700 Million ChatGPT Users Face Uncertainty Over Governance, Access, and Safety Oversight
If Judge Gonzalez Rogers sides with Musk, the hundreds of millions of people who rely on OpenAI's products — from ChatGPT, which 700 million people use weekly, to Microsoft Copilot — will face uncertainty about the future governance, safety oversight, and product continuity of the world's leading AI platform. The remedies phase could result in the removal of the executives who built those products, the unwinding of the corporate structure that funds their development, and the redirection of billions of dollars from commercial investors to a nonprofit foundation.

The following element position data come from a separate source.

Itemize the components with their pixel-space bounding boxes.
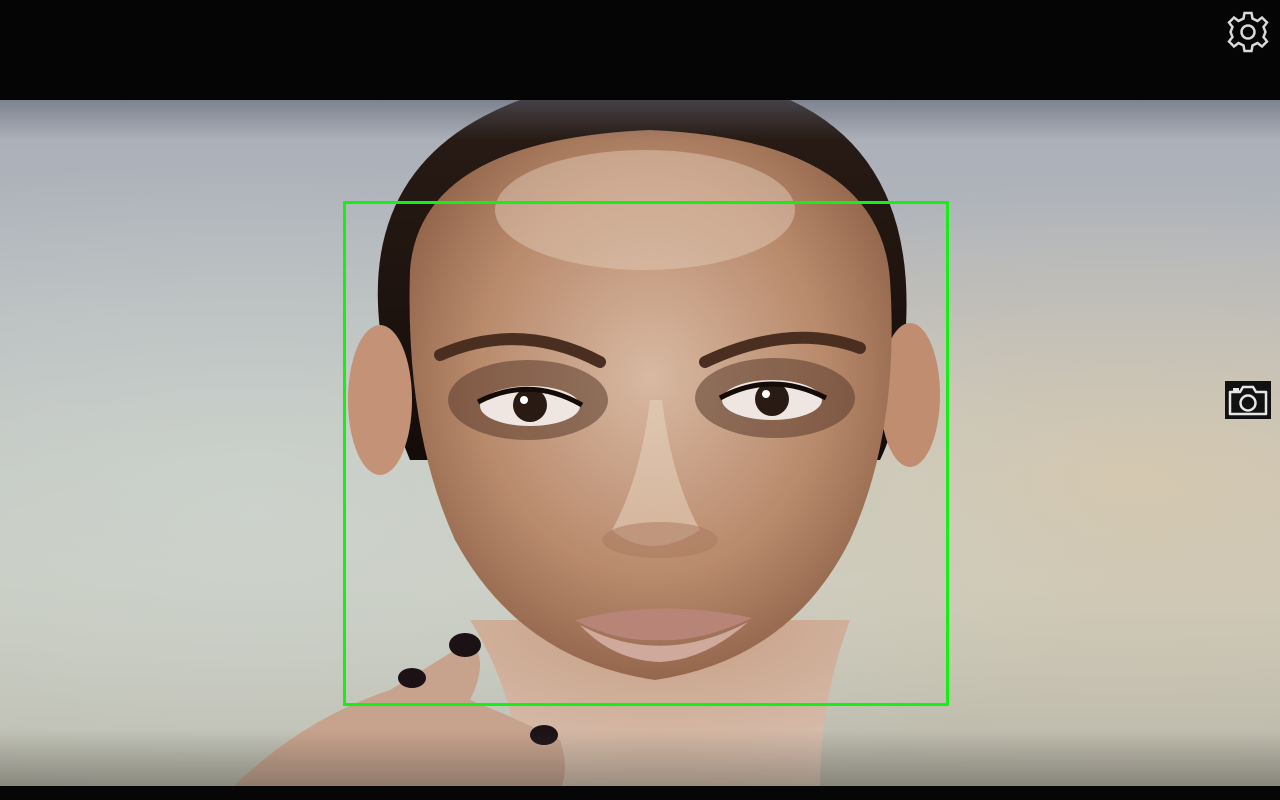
camera-screen: [0, 0, 1280, 800]
preview-shade-bottom: [0, 730, 1280, 790]
face-detection-box: [343, 201, 949, 706]
settings-button[interactable]: [1224, 8, 1272, 56]
preview-shade-top: [0, 100, 1280, 140]
bottom-bar: [0, 786, 1280, 800]
capture-button[interactable]: [1224, 378, 1272, 422]
camera-icon: [1225, 381, 1271, 419]
gear-icon: [1227, 11, 1269, 53]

A verdict for OpenAI would, conversely, ratify a model in which a charity's mission can be superseded by commercial imperatives — with no legal mechanism for early donors to demand accountability. The California Attorney General, who oversees nonprofit conversions, has already approved OpenAI's restructuring process; evidence from the trial could nonetheless draw fresh regulatory scrutiny.
An advisory verdict could arrive as early as next week. Whatever it says, the trial has already done something significant: it has subjected the governance of artificial intelligence to public examination before nine ordinary citizens, whose conclusions will echo through the industry regardless of what the judge ultimately decides.